C'est aujourd'hui que démarre à Paris le 14ème forum économique international sur l’Afrique organisé par le centre de développement de l’OCDE. L'occasion de voir comment la Russie, mise au ban par les pays de l’Union européenne et les Etats-Unis, met un pied en Afrique.
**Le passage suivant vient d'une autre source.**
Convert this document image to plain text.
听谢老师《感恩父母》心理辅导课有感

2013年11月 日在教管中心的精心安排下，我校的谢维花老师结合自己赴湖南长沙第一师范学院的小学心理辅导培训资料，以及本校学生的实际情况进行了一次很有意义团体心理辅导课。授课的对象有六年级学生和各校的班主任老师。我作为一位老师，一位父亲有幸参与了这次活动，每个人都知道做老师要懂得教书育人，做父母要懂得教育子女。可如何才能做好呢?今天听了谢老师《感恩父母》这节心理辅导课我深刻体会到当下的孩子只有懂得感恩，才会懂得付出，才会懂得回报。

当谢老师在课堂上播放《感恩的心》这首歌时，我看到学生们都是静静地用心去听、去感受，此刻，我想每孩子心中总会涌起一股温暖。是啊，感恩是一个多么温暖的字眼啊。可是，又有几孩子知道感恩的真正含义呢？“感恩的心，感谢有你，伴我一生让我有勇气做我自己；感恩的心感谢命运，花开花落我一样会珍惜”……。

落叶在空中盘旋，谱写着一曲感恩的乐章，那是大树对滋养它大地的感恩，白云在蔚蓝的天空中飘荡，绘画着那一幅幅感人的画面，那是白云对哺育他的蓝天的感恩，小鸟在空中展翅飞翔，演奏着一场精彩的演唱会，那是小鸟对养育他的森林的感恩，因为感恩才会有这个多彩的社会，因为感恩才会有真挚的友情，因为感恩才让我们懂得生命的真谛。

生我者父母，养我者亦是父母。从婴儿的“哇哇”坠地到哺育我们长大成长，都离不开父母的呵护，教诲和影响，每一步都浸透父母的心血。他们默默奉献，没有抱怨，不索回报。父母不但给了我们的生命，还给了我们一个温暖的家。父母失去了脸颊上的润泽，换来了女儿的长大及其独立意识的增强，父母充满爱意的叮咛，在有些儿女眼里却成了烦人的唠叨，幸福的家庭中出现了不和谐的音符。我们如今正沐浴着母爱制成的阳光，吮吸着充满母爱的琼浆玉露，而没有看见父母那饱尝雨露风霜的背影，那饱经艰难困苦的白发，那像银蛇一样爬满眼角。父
Jacob Zuma, le Président de l'Afrique du Sud, a un gros chantier devant lui: choisir qui va construire et renouveler votre parc nucléaire. 8 réacteurs à construire d’ici 2023, 40 milliards d’euros, le plus grand marché public de toute l’histoire du pays. Il avait le choix entre le Français Areva, le Russe Rossatom, les Chinois, les Coréens du sud, ou une alliance américano-japonaise.Et il a choisi... Les Russes !

Jacob Zuma à la cérémonie d'hommage à Mandela
Jacob Zuma à la cérémonie d'hommage à Mandela © Reuters

Accord signé le 22 septembre dernier. Certes ce n’est qu’un préalable, mais l’opposition crie au scandale parce qu’elle n’a pas vu passer d’appel d’offre. Jacob Zuma garantit que les Russes n’ont pas remporté la mise, mais sa petite visite de courtoisie à Moscou en août dernier, malgré ses dénégations, laisse présager que les choses sont bien engagées.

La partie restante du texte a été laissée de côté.